Le fazioni si sommano come l'ennesima forma di violenza contro i detenuti, ma ormai parastatale e radicata nella massa carceraria, una burocrazia gerarchica del crimine che gestisce l'interno del carcere come un'impresa esternalizzata dallo Stato, che opera nella vita quotidiana del carcere istituzioni che impiegano proficuamente i detenuti nelle funzioni dell'economia criminale di spoliazione: affitto di celle, spaccio di droga, attività di contrabbando e commercio di prodotti vari, organizzazione dei collegamenti tra detenuti, amministrazione penitenziaria e mondo esterno. Questa esternalizzazione dell'amministrazione penitenziaria, che oggi è gestita dalle fazioni, oltre ad essere una fonte di risorse aggiuntive, serve a legittimare la brutalità di Stato delle forze dell'ordine, presumibilmente contro queste stesse organizzazioni che vengono create sotto il loro controllo giudiziario e di polizia in penitenziari, ponendo la gestione delle carceri brasiliane ai margini della legalità, in violazione della legge sulle esecuzioni penali, dei trattati internazionali e della Costituzione.
Nel suo funzionamento, praticamente tutte le carceri in Brasile sono illegali, il che trasforma la prigione in un'esperienza di rapimento, estorsione e talvolta riduzione in schiavitù. L'esercizio della discrezionalità da parte dello Stato brasiliano per capitalizzare le popolazioni emarginate, il governo carcerario con la politica di incarcerazione di massa che ascende nella nuova repubblica è possibile solo gestendo i conflitti attraverso l'espansione delle cosiddette organizzazioni criminali.
Il potere delle fazioni si è imposto al dibattito pubblico con il fenomeno delle cosiddette mega ribellioni, le avvenuto per la prima volta nel 2001, quando 29 unità carcerarie in 17 città di San Paolo si ribellarono contemporaneamente.

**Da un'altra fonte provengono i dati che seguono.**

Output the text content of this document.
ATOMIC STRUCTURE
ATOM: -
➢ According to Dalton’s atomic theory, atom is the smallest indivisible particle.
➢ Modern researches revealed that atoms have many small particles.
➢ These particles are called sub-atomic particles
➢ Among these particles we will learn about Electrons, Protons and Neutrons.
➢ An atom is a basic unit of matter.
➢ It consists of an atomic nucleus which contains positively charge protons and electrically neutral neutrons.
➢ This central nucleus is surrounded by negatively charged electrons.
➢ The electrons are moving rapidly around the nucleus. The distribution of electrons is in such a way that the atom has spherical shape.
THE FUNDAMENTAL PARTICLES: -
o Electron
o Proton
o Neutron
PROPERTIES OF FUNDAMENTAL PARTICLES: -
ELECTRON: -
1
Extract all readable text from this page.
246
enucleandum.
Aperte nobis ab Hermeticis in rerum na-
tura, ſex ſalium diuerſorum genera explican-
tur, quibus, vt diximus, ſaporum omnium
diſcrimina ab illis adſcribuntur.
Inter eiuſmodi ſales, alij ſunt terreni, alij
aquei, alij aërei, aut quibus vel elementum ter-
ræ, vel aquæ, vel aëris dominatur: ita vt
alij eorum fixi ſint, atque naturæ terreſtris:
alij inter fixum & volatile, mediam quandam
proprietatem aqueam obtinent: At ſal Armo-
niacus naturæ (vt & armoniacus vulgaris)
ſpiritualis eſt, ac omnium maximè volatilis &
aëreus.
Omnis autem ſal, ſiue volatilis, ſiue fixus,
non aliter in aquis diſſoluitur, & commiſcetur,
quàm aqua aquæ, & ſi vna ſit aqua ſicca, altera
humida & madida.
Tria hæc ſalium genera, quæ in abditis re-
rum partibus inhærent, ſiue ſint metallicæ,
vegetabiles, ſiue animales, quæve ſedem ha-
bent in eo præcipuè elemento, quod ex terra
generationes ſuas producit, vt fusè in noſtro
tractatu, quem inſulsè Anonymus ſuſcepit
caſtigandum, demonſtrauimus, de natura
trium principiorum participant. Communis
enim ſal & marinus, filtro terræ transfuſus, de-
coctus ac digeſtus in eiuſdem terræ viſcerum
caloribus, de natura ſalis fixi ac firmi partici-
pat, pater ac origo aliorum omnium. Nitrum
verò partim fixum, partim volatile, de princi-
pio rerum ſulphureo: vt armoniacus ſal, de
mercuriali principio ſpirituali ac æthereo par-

Questo fenomeno si sarebbe ripetuto con maggiore intensità nel 2006 quando ci furono rivolte simultanee in 74 reparti penitenziari, insieme a centinaia di attacchi dello Stato e con esecuzioni della polizia, provocando 505 morti nella serie di eventi che divenne nota come I crimini di maggio”. E di nuovo, nel 2020 con la ribellione coordinamento di 15 carceri e più di 1300 evasioni all'inizio della pandemia.
Questi eventi possono essere considerati alcune delle più grandi rivolte carcerarie coordinate del mondo, e l'agenda delle richieste incentrate su questioni relative ai leader delle fazioni o anche l'assenza di presentare un'agenda chiara e riconosciuta dei prigionieri dà il tono ai termini di il contenzioso tra le forze che gestiscono il sistema carcerario, senza, però, metterlo in discussione. Fare in modo che queste azioni abbiano un carattere politico distinto dai recenti scioperi e proteste nelle carceri negli Stati Uniti, dove ci sono organizzazioni di prigionieri che rivendicano chiaramente la propria agenda nei confronti dello Stato.
Nell'ultimo decennio, la data della Strage di Carandiru è stato rivendicato come giornata di lotta per il rilascio e contro i continui massacri promossi dallo Stato, quest'anno non è stato diverso e lo State Front for Release ha chiamato una classe pubblica sull'Av. Paulista con il tema “29 anni del massacro di Carandiru – Democrazia dei massacri” insieme all'atto Fora Bolsonaro che ha avuto luogo, in altri stati come Rio de Janeiro, Bahia e il Distretto Federale, sono stati formati blocchi per l'estricazione insieme a gli atti contro Bolsonaro. Che il 02 ottobre sia ricordato, alimentando e rafforzando la lotta necessaria per un mondo senza prigioni!
* Gabriele Silva È membro di Quilombo Invisível e della Rete per la protezione e la resistenza contro il genocidio.